Chadwick: A lot of these pictures are taken in and around Yellowstone Lake, which is on the eastern side of the park....There was a big fire there, called the Red Fire. And it took out a lot of trees, and you can see that here....It’s a part of what happens in a forest system....There are some trees here that put out special cones that will only open in a fire, with a great deal of heat. So the forest knows that it’s going to burn. The forest is adapted to fire.

MH: Who are the main people that guided you and that you consulted with?

Chadwick: There’s a forester by the name of Don Despain. Now, Don wrote the basic scientific argument 25 years ago for Yellowstone adopting a new fire policy. Before then Yellowstone said if it’s burning, we’re going to put it out. But after 1972 Yellowstone changed its policy and said if you set it accidentally, or if an arsonist sets it, [the Park Service is] going to try to put it out. But if it’s a lightning fire, they’re not going to try to put it out. That’s a natural, normal occurrence; they’re going to let it burn.

[Despain] became a very controversial figure in 1988, because so much of the forest burned then. And because he can be very direct in what he says: Someone overheard him looking at a section of burning forest back then and saying to himself, “Burn, baby, burn.”

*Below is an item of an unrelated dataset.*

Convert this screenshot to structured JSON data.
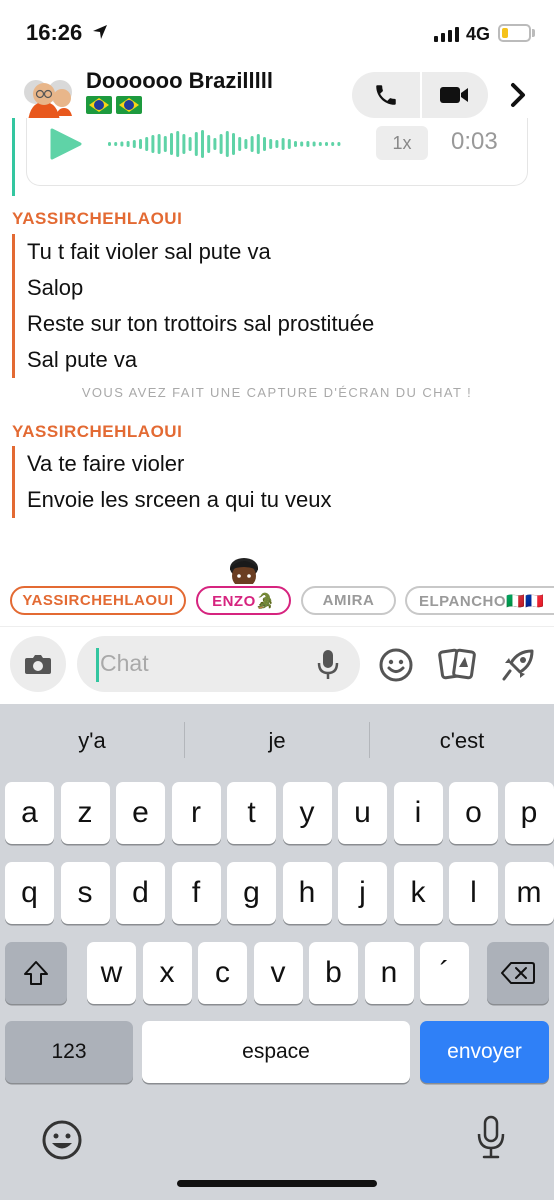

MH: Why did he feel compelled to say that?

Chadwick: He wasn’t really encouraging the fire. This was just kind of a joke comment or an offhand sort of wisecrack—the kind of thing that gets politicians and journalists and others in trouble, when they speak without thinking and then get quoted. It was a foolish thing to have said at a time when the fire was burning so big and threatening towns and communities at the border of the park.

MH: Has the “let it burn” policy affected attitudes and national parks across the U.S.?

Chadwick: Oh, yeah....This is the policy of the National Park Service. Individual parks operate their own systems, and there are parks where you should put out any fire. Rock Creek Park in Washington, D.C.—if a fire starts, we’re going to go put it out. But for most big parks with wilderness areas, it’s a decent policy....More people are visiting Yellowstone now than in 1987. The peak year, I think, was 1992, with about 3.2 million visitors. They may break that this year, and that’s even after doubling the park entrance fee a year and a half ago.

MH: Why do you think that is?

Chadwick: During the fires, television went in there; the story drew huge coverage back in 1988....The news media kept saying the parks were in ruin, and they weren’t in ruin. They were being parks, they were being woods.

They have done surveys since then, and what they’ve discovered is that, by and large, the public has come to accept the view that fire is a natural part of what happens. They were very surprised to learn that the message coming out of 1988 was that this is normal. This is going to happen. We can’t really stop it from happening, and we shouldn’t. We shouldn’t want to.

MH: Knowing that Yellowstone might someday just explode, how did it affect your impression of the place?

Chadwick: I did come away from Yellowstone, after talking with the physicists and the geologists, understanding that...it is truly unique in the entire world. It’s this very strange place on the Earth where geologic forces are coming to the surface. And it’s just a matter of time—it could be a year, it could be 10,000 years, or longer—but that place is gonna blow.

MH: Are you going to go back at some point?

Chadwick: I very much want to go back to Yellowstone. I want to go stay in this valley there, Lamar Valley, and see the wolves. It was hot when we were there—very hot—and some of the big wildlife had moved higher up into the mountains. We tried recording wolves; we were out at four o’clock in the morning. We never got a wolf. So I’ll go back for a wolf.